Upcycling : fabriqer des bijoux incorporant des boutons ou accessoires de marques et le risque de contrefaçon

Chanel a assigné en contrefaçon une société spécialisée dans les bijoux upcyclés.

Elle lui reprochait de fabriquer et commercialiser des bijoux composés de breloques estampillées de ses marques, issues de boutons et boucles de ceintures authentiques.

Chaque bijou upcyclé était livré avec un certificat d'authenticité.
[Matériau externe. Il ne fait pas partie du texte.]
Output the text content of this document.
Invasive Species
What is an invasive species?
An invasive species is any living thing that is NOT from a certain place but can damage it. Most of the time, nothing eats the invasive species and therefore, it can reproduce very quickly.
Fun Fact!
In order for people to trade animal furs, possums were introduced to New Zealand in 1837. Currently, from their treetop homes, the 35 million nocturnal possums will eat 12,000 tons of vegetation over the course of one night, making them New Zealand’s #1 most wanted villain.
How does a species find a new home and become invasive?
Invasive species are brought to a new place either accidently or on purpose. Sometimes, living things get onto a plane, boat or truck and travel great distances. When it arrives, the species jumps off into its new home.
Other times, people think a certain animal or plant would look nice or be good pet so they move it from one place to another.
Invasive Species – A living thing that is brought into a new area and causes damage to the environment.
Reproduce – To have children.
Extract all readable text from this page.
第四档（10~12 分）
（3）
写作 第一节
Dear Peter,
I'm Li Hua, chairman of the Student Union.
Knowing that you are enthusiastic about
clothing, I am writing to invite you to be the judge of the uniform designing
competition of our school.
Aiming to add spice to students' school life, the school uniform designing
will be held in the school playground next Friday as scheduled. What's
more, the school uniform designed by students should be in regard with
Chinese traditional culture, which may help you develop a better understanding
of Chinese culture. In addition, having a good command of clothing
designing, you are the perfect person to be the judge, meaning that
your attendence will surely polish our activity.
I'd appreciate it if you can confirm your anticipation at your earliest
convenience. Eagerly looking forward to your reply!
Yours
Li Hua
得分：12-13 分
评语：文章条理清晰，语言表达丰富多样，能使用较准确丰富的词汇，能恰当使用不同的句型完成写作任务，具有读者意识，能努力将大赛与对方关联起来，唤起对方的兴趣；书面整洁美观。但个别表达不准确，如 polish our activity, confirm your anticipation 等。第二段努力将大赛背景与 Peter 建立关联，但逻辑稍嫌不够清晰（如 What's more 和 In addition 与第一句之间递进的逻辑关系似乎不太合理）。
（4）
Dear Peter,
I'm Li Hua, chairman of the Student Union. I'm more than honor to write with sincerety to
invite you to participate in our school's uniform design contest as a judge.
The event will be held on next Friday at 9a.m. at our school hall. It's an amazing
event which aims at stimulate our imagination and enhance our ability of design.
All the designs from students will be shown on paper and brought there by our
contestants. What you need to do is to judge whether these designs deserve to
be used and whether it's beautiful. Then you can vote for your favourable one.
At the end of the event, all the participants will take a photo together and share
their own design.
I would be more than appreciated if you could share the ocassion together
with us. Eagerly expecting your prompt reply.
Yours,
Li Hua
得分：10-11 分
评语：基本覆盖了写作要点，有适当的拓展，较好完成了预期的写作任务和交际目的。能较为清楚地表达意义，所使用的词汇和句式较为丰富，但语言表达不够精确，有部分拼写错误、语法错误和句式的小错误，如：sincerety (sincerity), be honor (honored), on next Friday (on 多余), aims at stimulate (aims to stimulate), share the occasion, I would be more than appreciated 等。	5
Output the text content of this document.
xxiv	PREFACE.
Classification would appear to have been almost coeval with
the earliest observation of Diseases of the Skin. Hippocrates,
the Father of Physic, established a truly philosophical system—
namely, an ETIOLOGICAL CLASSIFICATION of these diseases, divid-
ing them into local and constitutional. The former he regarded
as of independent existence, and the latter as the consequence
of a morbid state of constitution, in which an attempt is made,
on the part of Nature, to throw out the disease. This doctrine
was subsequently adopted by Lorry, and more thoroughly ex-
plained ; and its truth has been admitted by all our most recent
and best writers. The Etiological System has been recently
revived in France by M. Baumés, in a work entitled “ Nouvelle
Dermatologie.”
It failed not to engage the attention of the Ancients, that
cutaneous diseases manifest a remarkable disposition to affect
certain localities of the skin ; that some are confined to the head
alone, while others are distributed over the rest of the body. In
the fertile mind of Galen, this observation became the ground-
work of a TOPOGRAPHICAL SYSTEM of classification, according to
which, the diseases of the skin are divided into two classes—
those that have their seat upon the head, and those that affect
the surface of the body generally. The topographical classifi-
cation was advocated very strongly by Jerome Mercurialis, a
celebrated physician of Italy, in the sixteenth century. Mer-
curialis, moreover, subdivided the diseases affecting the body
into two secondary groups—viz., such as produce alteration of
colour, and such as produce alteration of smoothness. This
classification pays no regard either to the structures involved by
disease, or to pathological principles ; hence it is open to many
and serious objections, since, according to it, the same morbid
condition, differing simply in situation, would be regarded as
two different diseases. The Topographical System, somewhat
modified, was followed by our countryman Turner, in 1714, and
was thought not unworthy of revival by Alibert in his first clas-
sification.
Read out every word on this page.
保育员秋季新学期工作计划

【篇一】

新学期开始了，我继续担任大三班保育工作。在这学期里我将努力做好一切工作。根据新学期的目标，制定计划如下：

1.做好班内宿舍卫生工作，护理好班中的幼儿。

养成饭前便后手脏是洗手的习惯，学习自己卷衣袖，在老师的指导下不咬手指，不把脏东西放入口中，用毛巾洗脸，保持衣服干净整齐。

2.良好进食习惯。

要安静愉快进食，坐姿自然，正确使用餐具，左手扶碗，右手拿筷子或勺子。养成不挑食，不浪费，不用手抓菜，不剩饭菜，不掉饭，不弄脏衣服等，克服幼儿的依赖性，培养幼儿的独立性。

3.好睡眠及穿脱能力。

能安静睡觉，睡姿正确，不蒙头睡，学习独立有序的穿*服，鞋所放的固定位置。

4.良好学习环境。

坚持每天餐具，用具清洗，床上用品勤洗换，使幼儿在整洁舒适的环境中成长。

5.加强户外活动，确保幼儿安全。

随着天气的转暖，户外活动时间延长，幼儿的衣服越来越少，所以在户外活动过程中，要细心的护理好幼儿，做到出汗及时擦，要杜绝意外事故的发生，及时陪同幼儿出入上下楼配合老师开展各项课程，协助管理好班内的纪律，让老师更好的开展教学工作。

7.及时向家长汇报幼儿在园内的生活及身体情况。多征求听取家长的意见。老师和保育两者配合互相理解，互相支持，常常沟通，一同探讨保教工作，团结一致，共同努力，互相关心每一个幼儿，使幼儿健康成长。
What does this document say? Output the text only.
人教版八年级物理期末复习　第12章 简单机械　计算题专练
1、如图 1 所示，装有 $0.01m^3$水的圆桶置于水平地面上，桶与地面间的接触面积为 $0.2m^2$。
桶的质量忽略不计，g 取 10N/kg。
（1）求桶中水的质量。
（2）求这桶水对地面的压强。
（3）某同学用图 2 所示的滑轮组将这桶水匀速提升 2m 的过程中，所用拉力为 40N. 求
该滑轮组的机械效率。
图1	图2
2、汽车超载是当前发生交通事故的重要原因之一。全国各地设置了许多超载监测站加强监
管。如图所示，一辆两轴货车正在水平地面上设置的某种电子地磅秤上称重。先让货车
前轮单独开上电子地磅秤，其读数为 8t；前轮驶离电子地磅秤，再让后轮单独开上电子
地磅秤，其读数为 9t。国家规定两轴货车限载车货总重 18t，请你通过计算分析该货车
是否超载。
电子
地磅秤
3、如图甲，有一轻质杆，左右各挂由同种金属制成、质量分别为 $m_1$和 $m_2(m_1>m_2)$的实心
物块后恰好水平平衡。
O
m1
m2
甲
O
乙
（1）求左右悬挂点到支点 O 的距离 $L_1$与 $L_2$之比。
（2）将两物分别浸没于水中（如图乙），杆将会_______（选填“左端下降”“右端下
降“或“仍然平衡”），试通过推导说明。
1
La société attaquée, qui n'a pas comparu à l'audience, avait préalablement contesté les griefs en invoquant l'épuisement des droits : elle soutenait avoir acquis licitement des produits Chanel, ce qui lui permettait de commercialiser librement ses bijoux upcyclés.

𝐏𝐨𝐬𝐢𝐭𝐢𝐨𝐧 𝐝𝐮 𝐓𝐫𝐢𝐛𝐮𝐧𝐚𝐥 — 𝐜𝐨𝐧𝐭𝐫𝐞𝐟𝐚𝐜̧𝐨𝐧 𝐜𝐚𝐫𝐚𝐜𝐭𝐞́𝐫𝐢𝐬𝐞́𝐞

L'épuisement des droits est écarté :

➡️ Même si les breloques griffées provenaient de produits Chanel licitement acquis, elles ne sont pas revendues en l’état : elles sont incorporées dans un bijou composé d'éléments étrangers à Chanel et forment donc un produit nouveau que la maison de luxe n'a jamais mis en circulation ni autorisé. Le risque de confusion avec les marques Chanel est caractérisé :

➡️ Compte tenu de leur position sur le bijou, le public leur attribuera une origine Chanel. La gravure propre à la défenderesse figurant au dos des bijoux n'est pas perceptible au moment de l'achat et ne suffit donc pas à écarter ce risque de confusion. Les certificats d'authenticité remis aux acquéreurs sont par ailleurs qualifiés de pratiques commerciales trompeuses : en se prévalant d'authenticité, la défenderesse donnait l'impression que la vente de ses produits était licite, alors qu'elle ne l'était pas.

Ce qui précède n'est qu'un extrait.